John Waters is a good fit to participate in this year’s Tennessee Williams New Orleans Literary Festival, a five-day cultural event taking place in and around the French Quarter in late March. Waters is an outrageous literary voice, much like Williams himself, who first visited New Orleans – the city he called his “spiritual home” – when he was 28.
Just like Waters is known for pushing the envelope, Williams was considered a bold voice, a writer who took risks. That sense of literary adventure infuses the this annual festival with verve; nothing fusty about this popular ode to the spoken and written word.
The five-day fête – scheduled this year for Wednesday, March 25, to Sunday, March 29, 2015 – delivers a dizzying number of fun events, from lively salons to celebrity interviews, theater and poetry, a one-act play competition, French Quarter literary walking tours and – since this is New Orleans – plenty of parties.
Channel your inner Stanley during the Tennessee Williams New Orleans Literary Festival — Photo courtesy of Ride Williams / Tennessee Williams New Orleans Literary Festival
What’s so special about this year’s Tennessee Williams New Orleans Literary Festival? These must-sees, for starters:
Tennessee and Toussaint: Soul of New Orleans - Who knew Williams was a visual artist? Well, he was, and this kick-off event at the Ogden includes his paintings, a performance by musical wordsmith Allen Toussaint and nibbles by Chef John Besh.
The New Orleans Writing Marathon - Think The Amazing Race meets Survivor, in a literary context natch. Writers storm the French Quarter and soak up the city life and vibe, writing in any form to share with their fellow scribblers, who cannot vote them out of the Quarter.
“Hotel Plays” by Tennessee Williams - It doesn’t get more intimate than this way cool staging of short Williams plays set in hotel rooms, where all kinds of fleshy excess unfolds. It's the most fun you’ll ever have in the historic Hermann-Grima House. Thee shows are co-produced with plenty of attitude by Provincetown Tennessee Williams Theater Festival.
Literary Walking Tours - The Mississippi-born writer soaked up New Orleans culture in ways that would invigorate his writing and inform one of his best known works, A Streetcar Named Desire. These tours literally follow his path, as well as those of other literary giants inspired in "The Big Easy."
Lunch at Antoine’s - Antoine’s was one of Williams’ favorite haunts. Pull up a chair at this Creole classic, and listen to stories about Williams, as you slurp down Sazeracs and eat oysters.
Good Morning, Baltimore: Laura Lippman interviews John Waters - Two Baltimore longtime friends and icons chew the fat. Waters should be in fine form; he's in town to perform his one-man show at the Joy, This Filthy World: Filthier and Dirtier.
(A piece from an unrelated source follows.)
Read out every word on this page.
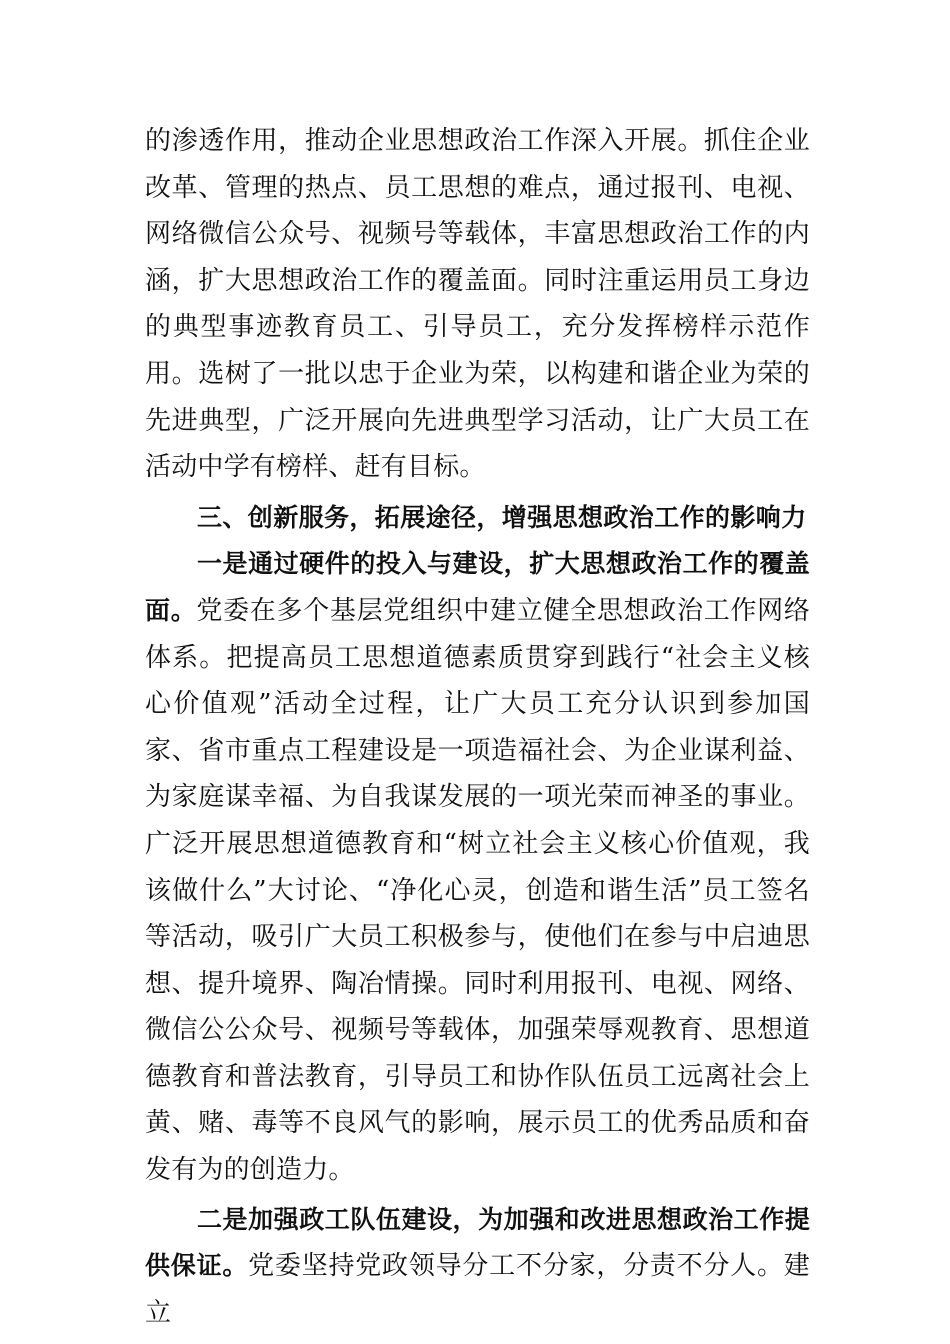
的渗透作用，推动企业思想政治工作深入开展。抓住企业改革、管理的热点、员工思想的难点，通过报刊、电视、网络微信公众号、视频号等载体，丰富思想政治工作的内涵，扩大思想政治工作的覆盖面。同时注重运用员工身边的典型事迹教育员工、引导员工，充分发挥榜样示范作用。选树了一批以忠于企业为荣，以构建和谐企业为荣的先进典型，广泛开展向先进典型学习活动，让广大员工在活动中学有榜样、赶有目标。

三、创新服务，拓展途径，增强思想政治工作的影响力

一是通过硬件的投入与建设，扩大思想政治工作的覆盖面。党委在多个基层党组织中建立健全思想政治工作网络体系。把提高员工思想道德素质贯穿到践行“社会主义核心价值观”活动全过程，让广大员工充分认识到参加国家、省市重点工程建设是一项造福社会、为企业谋利益、为家庭谋幸福、为自我谋发展的一项光荣而神圣的事业。广泛开展思想道德教育和“树立社会主义核心价值观，我该做什么”大讨论、“净化心灵，创造和谐生活”员工签名等活动，吸引广大员工积极参与，使他们在参与中启迪思想、提升境界、陶冶情操。同时利用报刊、电视、网络、微信公公众号、视频号等载体，加强荣辱观教育、思想道德教育和普法教育，引导员工和协作队伍员工远离社会上黄、赌、毒等不良风气的影响，展示员工的优秀品质和奋发有为的创造力。

二是加强政工队伍建设，为加强和改进思想政治工作提供保证。党委坚持党政领导分工不分家，分责不分人。建立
Blue Devils and Better Angels: Tennessee Williams Tribute Reading - Stars align at the Old Ursuline Convent to share scenes, monologues, poetry and letters that relate to the struggles and triumphs of the spirit. Participants include John Waters, playwright Martin Sherman and John Patrick Shanley, who will read excerpts from his Pulitzer Prize-winning play, Doubt.
Late-night Improv: “By Any Scenes Necessary: A Streetcar Named Desire” - Get in on the action during this evening of improv, your big chance to rewrite the classic play, played for laughs.
And Then We Laughed – Humorists Roy Blount, Jr.; Rick Bragg; and Amy Dickinson spar for laughs, an interactive good time for sure.
Truman Talks Tennessee – Broadway veteran Joel Vig plays Truman near the end of his life, as he recalls his friendship with Tennessee.
Stanley & Stella Shouting Contest - The festival’s closing event, the Stanley & Stella Shouting Contest, is a playful homage to the hollering made famous in Williams’ classic play, A Streetcar Named Desire. What a scream!